Which brings us to today.
Currently, the media is underscoring how rosy things are. Which brings investors to conclude that it is safe to reenter the markets. Though the new record highs have been achieved. And U.S. stock valuations have become pricey.
The trailing twelve-month P/E on the S&P 500 is 19.6, well above historical averages. The cyclically adjusted P/E (CAPE) ratio, or Schiller's P/E, sits at 26.18 - anything over 25 is considered meaningfully overvalued. In fact, the U.S. CAPE ratio places domestic stocks as the 51st most expensive of the 54 liquid global markets.
Historically, stocks of any nation purchased above a CAPE ratio of 25 have performed poorly over the following three-, five- and ten-year periods. Of course, the mainstream media would never comprehend nor mention as much.
Fight Club author and New York Times best seller Chuck Palahniuk has said, "If you watch closely, history does nothing but repeat itself."
Thus, here were go again.
We would not describe the current market as frothy. Nor would we subscribe to the bubble-ology used so thoughtlessly these days. Still, the facts speak for themselves.
The major equity indices have pushed to record highs this year. And institutional buyers are beginning to say that the rally's end is nigh. Just as individual investors begin piling in.
Bloomberg data shows that $100 billion has been added to equity mutual funds in the past year. Ten times more than the previous twelve months.
Do you truly believe that an investing public, having been only recently goaded from its shell, is not being set up for yet another painful lesson on the callous and impersonal nature of markets?
Our team believes that value can be found.
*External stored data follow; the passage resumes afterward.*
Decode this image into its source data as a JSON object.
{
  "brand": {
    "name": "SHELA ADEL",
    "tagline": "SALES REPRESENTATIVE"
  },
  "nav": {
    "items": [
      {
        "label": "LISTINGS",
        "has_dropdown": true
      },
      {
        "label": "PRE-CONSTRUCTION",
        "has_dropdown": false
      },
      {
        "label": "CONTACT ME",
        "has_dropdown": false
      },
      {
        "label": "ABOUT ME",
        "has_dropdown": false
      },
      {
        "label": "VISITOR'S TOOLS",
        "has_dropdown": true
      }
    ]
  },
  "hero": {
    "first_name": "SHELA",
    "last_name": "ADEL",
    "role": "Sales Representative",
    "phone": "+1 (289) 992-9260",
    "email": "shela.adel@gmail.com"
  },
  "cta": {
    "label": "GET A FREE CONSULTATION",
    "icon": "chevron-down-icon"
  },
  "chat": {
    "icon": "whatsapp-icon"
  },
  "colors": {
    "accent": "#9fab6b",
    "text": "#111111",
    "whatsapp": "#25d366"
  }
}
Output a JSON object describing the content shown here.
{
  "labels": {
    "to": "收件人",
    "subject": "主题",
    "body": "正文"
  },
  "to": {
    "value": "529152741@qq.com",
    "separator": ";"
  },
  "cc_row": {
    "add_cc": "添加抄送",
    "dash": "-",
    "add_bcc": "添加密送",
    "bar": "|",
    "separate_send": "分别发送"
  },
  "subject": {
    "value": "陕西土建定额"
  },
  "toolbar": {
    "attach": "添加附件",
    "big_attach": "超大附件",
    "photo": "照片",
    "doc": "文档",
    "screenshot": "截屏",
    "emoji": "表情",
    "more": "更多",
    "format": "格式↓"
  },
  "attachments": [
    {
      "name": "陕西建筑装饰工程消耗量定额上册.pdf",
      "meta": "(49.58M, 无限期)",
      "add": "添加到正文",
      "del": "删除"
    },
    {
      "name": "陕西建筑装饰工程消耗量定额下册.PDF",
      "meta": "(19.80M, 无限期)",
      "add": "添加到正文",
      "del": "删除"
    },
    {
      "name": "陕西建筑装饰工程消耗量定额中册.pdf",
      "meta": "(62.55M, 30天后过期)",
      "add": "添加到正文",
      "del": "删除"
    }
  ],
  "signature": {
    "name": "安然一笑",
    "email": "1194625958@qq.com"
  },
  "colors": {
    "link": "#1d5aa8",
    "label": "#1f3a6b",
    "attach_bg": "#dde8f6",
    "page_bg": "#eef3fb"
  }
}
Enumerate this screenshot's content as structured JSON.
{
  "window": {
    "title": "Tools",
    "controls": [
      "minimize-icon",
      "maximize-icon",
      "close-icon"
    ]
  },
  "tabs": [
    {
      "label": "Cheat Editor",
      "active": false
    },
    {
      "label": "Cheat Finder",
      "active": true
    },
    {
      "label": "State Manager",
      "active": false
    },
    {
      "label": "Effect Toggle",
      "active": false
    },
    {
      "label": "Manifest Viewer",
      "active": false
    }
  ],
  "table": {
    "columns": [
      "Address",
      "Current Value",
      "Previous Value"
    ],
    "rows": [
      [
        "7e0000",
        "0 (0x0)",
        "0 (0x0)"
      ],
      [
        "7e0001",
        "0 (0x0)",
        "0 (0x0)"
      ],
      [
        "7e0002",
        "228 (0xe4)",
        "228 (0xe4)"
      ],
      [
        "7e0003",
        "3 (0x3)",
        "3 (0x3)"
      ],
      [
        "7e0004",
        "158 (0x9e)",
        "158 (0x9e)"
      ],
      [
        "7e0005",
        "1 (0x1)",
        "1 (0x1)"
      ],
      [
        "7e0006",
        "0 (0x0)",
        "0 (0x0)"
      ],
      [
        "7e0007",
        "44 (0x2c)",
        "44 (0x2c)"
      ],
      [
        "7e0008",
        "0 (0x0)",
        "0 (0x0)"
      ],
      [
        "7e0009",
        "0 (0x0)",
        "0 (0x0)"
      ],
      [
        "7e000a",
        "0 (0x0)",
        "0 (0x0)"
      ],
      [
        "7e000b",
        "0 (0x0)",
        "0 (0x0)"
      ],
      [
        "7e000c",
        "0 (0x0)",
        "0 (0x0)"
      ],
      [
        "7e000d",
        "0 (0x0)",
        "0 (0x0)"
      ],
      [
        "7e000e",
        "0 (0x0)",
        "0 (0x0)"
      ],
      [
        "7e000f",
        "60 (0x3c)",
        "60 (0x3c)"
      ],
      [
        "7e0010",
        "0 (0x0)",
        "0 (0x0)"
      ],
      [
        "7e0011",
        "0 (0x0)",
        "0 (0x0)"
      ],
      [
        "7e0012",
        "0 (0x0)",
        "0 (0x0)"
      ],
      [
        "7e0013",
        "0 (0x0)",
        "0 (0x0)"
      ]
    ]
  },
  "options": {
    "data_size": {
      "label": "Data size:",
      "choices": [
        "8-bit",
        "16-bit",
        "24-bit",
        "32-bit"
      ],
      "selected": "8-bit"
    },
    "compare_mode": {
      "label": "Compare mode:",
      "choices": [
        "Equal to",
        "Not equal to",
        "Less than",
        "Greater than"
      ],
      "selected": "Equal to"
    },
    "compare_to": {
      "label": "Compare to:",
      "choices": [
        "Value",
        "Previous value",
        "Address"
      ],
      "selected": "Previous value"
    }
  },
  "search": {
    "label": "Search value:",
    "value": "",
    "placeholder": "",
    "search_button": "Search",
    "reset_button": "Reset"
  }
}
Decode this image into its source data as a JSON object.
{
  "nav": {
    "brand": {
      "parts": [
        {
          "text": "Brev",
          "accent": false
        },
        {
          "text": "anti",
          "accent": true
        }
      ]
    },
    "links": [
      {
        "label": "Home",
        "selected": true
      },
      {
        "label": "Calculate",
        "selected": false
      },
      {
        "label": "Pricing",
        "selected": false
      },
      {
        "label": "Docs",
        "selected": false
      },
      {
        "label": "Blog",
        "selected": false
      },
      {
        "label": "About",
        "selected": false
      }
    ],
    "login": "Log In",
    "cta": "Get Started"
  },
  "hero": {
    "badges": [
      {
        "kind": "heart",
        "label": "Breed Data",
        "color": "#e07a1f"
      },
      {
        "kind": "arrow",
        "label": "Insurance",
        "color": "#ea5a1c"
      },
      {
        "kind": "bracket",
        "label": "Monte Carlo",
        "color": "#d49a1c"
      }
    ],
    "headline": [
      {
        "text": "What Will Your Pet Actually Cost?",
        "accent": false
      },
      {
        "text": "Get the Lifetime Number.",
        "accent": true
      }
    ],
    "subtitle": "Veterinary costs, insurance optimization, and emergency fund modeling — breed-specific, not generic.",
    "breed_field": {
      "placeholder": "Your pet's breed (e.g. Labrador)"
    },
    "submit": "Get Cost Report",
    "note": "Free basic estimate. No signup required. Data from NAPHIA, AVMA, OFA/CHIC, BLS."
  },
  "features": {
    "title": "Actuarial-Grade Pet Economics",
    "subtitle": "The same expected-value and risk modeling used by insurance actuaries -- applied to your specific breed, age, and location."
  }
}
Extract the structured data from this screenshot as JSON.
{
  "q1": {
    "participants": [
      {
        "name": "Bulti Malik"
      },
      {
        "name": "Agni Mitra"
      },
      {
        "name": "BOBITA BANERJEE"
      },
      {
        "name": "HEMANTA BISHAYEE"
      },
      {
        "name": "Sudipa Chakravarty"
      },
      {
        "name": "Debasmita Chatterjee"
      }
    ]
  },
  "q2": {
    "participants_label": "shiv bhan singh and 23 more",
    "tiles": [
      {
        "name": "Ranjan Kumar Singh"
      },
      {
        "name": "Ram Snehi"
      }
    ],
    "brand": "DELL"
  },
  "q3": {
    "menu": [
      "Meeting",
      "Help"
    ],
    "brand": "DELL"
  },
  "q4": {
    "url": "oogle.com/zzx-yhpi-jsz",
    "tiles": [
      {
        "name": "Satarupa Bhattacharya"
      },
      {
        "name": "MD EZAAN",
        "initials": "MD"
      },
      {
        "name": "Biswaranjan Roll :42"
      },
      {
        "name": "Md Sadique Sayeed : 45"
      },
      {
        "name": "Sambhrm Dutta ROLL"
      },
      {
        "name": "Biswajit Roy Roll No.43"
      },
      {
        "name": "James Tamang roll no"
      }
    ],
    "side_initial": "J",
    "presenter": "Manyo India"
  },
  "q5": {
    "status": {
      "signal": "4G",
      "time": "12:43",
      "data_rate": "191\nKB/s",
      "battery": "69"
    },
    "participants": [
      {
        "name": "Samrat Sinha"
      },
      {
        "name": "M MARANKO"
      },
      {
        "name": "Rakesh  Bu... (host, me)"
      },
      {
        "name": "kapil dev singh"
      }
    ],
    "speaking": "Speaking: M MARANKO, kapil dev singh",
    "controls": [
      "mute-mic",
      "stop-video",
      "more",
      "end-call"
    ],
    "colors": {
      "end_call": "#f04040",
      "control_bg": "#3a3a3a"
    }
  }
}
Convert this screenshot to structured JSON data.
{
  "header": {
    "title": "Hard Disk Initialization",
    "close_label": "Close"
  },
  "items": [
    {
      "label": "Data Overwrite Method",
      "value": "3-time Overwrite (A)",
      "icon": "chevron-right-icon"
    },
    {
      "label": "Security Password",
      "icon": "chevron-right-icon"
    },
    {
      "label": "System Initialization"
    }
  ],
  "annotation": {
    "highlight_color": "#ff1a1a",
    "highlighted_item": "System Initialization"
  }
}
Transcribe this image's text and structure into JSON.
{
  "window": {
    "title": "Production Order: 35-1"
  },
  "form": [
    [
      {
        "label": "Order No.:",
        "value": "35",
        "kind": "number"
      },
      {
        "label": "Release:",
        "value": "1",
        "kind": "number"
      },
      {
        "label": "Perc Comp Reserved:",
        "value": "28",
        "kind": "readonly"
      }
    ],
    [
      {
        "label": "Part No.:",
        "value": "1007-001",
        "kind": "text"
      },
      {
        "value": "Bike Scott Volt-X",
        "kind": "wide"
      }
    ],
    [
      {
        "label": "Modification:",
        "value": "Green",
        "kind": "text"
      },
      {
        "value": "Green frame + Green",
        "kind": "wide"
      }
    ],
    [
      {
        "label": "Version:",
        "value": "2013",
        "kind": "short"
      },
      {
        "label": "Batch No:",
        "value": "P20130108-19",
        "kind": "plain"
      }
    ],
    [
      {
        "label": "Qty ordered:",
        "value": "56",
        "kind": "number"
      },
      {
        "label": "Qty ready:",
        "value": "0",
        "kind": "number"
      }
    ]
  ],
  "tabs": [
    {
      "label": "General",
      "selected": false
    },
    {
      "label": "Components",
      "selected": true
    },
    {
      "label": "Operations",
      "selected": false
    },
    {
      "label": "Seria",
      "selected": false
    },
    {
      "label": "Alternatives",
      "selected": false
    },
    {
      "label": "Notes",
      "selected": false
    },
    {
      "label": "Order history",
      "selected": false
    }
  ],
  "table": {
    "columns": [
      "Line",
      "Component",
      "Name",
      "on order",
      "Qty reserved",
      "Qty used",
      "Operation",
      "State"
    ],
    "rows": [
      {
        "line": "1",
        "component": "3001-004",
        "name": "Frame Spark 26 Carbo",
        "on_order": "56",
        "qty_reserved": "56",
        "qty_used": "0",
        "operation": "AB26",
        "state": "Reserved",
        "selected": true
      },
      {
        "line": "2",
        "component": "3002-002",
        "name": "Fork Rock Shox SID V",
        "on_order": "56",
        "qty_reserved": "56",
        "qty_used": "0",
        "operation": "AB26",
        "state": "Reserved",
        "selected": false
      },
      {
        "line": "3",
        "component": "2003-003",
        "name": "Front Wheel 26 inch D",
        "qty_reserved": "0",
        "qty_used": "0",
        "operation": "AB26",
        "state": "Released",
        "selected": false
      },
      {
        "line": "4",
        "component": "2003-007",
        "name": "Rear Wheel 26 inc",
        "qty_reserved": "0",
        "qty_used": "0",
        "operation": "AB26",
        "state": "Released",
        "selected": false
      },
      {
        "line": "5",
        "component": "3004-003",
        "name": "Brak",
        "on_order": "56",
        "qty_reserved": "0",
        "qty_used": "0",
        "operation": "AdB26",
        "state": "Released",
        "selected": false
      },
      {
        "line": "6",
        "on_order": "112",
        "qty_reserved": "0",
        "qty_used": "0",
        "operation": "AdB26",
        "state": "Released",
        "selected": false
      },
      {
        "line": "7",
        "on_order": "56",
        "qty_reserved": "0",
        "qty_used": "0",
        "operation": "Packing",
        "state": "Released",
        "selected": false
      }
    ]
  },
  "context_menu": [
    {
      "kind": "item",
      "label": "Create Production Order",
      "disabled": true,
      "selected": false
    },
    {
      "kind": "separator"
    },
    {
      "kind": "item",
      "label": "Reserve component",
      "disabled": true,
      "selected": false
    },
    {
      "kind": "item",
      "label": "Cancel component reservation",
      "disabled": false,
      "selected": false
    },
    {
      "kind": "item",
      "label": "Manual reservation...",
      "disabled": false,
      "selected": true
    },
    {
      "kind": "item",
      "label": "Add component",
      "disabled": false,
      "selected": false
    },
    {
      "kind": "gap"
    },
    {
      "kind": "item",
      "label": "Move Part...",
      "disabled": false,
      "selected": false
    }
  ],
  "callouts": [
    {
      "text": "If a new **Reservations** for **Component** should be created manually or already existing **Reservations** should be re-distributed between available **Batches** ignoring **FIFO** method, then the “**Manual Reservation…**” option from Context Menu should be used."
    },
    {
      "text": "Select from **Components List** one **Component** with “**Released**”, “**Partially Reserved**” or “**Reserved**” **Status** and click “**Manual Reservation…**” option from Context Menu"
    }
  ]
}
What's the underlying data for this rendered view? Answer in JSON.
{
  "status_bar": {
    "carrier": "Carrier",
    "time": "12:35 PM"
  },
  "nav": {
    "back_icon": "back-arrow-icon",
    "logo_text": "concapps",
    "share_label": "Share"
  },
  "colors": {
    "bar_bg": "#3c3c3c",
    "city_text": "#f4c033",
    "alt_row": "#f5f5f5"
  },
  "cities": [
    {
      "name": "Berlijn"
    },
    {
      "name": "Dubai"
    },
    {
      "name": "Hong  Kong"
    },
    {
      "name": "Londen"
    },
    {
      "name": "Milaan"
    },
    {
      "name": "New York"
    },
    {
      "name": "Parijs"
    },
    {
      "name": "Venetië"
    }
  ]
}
But, one must know where to look.
Foreign markets that have comprised apocalyptic headlines the last few years trade at CAPE ratios representing dramatic discounts to U.S. valuations.
Small- and mid-cap companies involved in the unconventional drilling revolution, especially those providing the "picks, pans and shovels" for this modern day gold rush. These largely unknown firm could represent tomorrow's energy behemoths.
Finally, consider those most-detested areas of the market. Those that have been avoided like plague these last five years. These spaces will provide excellent opportunities for those willing to flip rocks and do the research.
Sometime in 2015, the Fed will begin to unravel the trillions of dollars in quantitative easing that have been injected into global markets. At that time, indices will likely be at, or lingering near, new highs. The public will likely have been lulled into the morphine-drip mentality that stock prices can only rise.
There lay the danger.
Having missed the majority of the last six years, investors will be piling in. Right as the Fed pulls the intravenous tubes. Shuts off the respirator. And the patient, having spent six years on life support, lay in bed as the doctors look on. Wondering if, when left with nothing but his own devices, the patient can even survive the day.